Tras una intensa búsqueda que unió a la policía y a rescatistas, Javier Marcelo Giménez fue capturado en Vilelas. El sujeto, que cuenta con un oscuro pasado por homicidio y ataques sexuales a animales, había sido declarado inimputable previamente.

Lo que comenzó como una identificación de rutina en las calles de Vilelas terminó este lunes con la detención de uno de los hombres más buscados y temidos por la comunidad y las organizaciones proteccionistas de la ciudad. Javier Marcelo Giménez (24), alias “Diyi”, fue interceptado por personal de la Subcomisaría de Vilelas mientras deambulaba por la zona, poniendo fin a una cacería humana que se había intensificado en los últimos días.

Sobre “Diyi” pesaba un pedido de comparendo urgente bajo la Ley 14.346, pero los hechos que se le atribuyen superan cualquier descripción técnica. Grupos de protección animal y vecinos lo señalaban como el responsable de un acto de crueldad inaudita: la mutilación de una perra en estado de gestación y la muerte de una de sus crías. Sin embargo, el horror no termina allí. Fuentes cercanas a la investigación confirmaron que Jiménez posee antecedentes por zoofilia, habiendo violado animales en reiteradas oportunidades, lo que lo convirtió en el objetivo principal de los movimientos sociales que exigen justicia por el maltrato animal.

El perfil criminal de Jiménez es complejo y violento. Antes de estos ataques, el joven ya había cumplido una condena efectiva por un crimen de sangre: el homicidio de un jubilado, a quien asesinó con el fin de robarle sus pertenencias.

A pesar de su peligrosidad, la Justicia lo había declarado inimputable debido a severos problemas mentales. Tras este fallo, fue derivado a un Centro de Salud Mental en la localidad de El Polear. No obstante, tras un periodo de internación, se le otorgó el beneficio de la custodia familiar, quedando bajo la responsabilidad de su hermana en el barrio El Triángulo de Añatuya.
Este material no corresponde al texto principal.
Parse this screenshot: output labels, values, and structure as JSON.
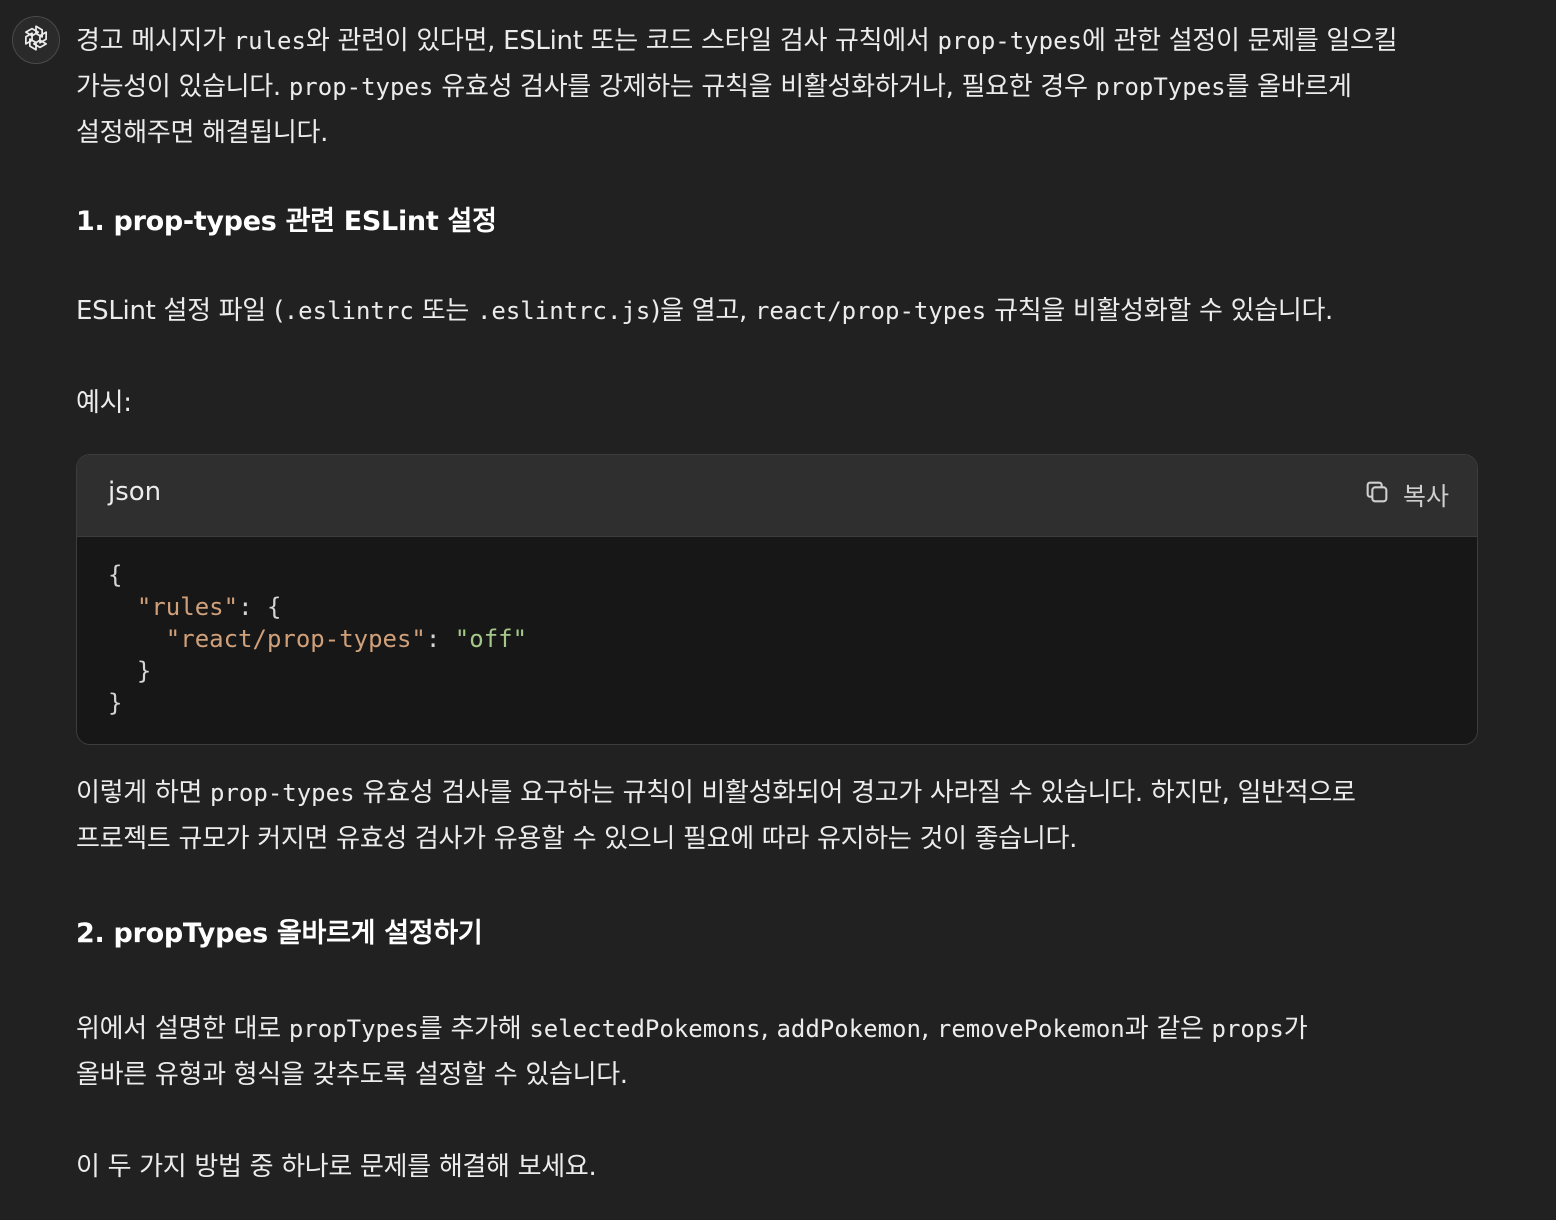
{
  "avatar": {
    "icon": "openai-logo-icon"
  },
  "intro": {
    "line1": [
      {
        "t": "text",
        "v": "경고 메시지가 "
      },
      {
        "t": "code",
        "v": "rules"
      },
      {
        "t": "text",
        "v": "와 관련이 있다면, ESLint 또는 코드 스타일 검사 규칙에서 "
      },
      {
        "t": "code",
        "v": "prop-types"
      },
      {
        "t": "text",
        "v": "에 관한 설정이 문제를 일으킬"
      }
    ],
    "line2": [
      {
        "t": "text",
        "v": "가능성이 있습니다. "
      },
      {
        "t": "code",
        "v": "prop-types"
      },
      {
        "t": "text",
        "v": " 유효성 검사를 강제하는 규칙을 비활성화하거나, 필요한 경우 "
      },
      {
        "t": "code",
        "v": "propTypes"
      },
      {
        "t": "text",
        "v": "를 올바르게"
      }
    ],
    "line3": [
      {
        "t": "text",
        "v": "설정해주면 해결됩니다."
      }
    ]
  },
  "section1": {
    "heading": "1. prop-types 관련 ESLint 설정",
    "body": [
      {
        "t": "text",
        "v": "ESLint 설정 파일 ("
      },
      {
        "t": "code",
        "v": ".eslintrc"
      },
      {
        "t": "text",
        "v": " 또는 "
      },
      {
        "t": "code",
        "v": ".eslintrc.js"
      },
      {
        "t": "text",
        "v": ")을 열고, "
      },
      {
        "t": "code",
        "v": "react/prop-types"
      },
      {
        "t": "text",
        "v": " 규칙을 비활성화할 수 있습니다."
      }
    ],
    "example_label": "예시:"
  },
  "codeblock": {
    "language": "json",
    "copy_label": "복사",
    "copy_icon": "copy-icon",
    "lines": [
      [
        {
          "c": "punct",
          "v": "{"
        }
      ],
      [
        {
          "c": "punct",
          "v": "  "
        },
        {
          "c": "key",
          "v": "\"rules\""
        },
        {
          "c": "punct",
          "v": ": {"
        }
      ],
      [
        {
          "c": "punct",
          "v": "    "
        },
        {
          "c": "key",
          "v": "\"react/prop-types\""
        },
        {
          "c": "punct",
          "v": ": "
        },
        {
          "c": "str",
          "v": "\"off\""
        }
      ],
      [
        {
          "c": "punct",
          "v": "  }"
        }
      ],
      [
        {
          "c": "punct",
          "v": "}"
        }
      ]
    ],
    "colors": {
      "key": "#d0a07a",
      "string": "#a5c88a",
      "punct": "#d4d4d4"
    }
  },
  "after_code": {
    "line1": [
      {
        "t": "text",
        "v": "이렇게 하면 "
      },
      {
        "t": "code",
        "v": "prop-types"
      },
      {
        "t": "text",
        "v": " 유효성 검사를 요구하는 규칙이 비활성화되어 경고가 사라질 수 있습니다. 하지만, 일반적으로"
      }
    ],
    "line2": [
      {
        "t": "text",
        "v": "프로젝트 규모가 커지면 유효성 검사가 유용할 수 있으니 필요에 따라 유지하는 것이 좋습니다."
      }
    ]
  },
  "section2": {
    "heading": "2. propTypes 올바르게 설정하기",
    "line1": [
      {
        "t": "text",
        "v": "위에서 설명한 대로 "
      },
      {
        "t": "code",
        "v": "propTypes"
      },
      {
        "t": "text",
        "v": "를 추가해 "
      },
      {
        "t": "code",
        "v": "selectedPokemons"
      },
      {
        "t": "text",
        "v": ", "
      },
      {
        "t": "code",
        "v": "addPokemon"
      },
      {
        "t": "text",
        "v": ", "
      },
      {
        "t": "code",
        "v": "removePokemon"
      },
      {
        "t": "text",
        "v": "과 같은 "
      },
      {
        "t": "code",
        "v": "props"
      },
      {
        "t": "text",
        "v": "가"
      }
    ],
    "line2": [
      {
        "t": "text",
        "v": "올바른 유형과 형식을 갖추도록 설정할 수 있습니다."
      }
    ]
  },
  "closing": "이 두 가지 방법 중 하나로 문제를 해결해 보세요.",
  "theme": {
    "background": "#212121",
    "text": "#ececec",
    "code_bg": "#171717",
    "code_header_bg": "#2f2f2f"
  }
}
Fue en ese lapso de “libertad vigilada” cuando habrían ocurrido los últimos ataques hacia los animales, lo que generó una ola de indignación pública.

Cerca de las 10 de la mañana efectivos de la Subcomisaría de Vilelas consultaron con el Departamento Central de Comunicaciones sobre la situación de Jiménez. El Cabo Primero Matías Porcel confirmó la vigencia del pedido de captura.

Poco después, a las 10:30, la unidad U-1069 trasladó al detenido hacia la base policial para ponerlo nuevamente a disposición de la magistratura interviniente. Ahora, la Justicia deberá determinar si el “Diyi” regresará a un centro de salud mental o si, ante la reincidencia de actos violentos, se tomarán medidas de seguridad más estrictas para proteger a la sociedad y a los animales de la zona.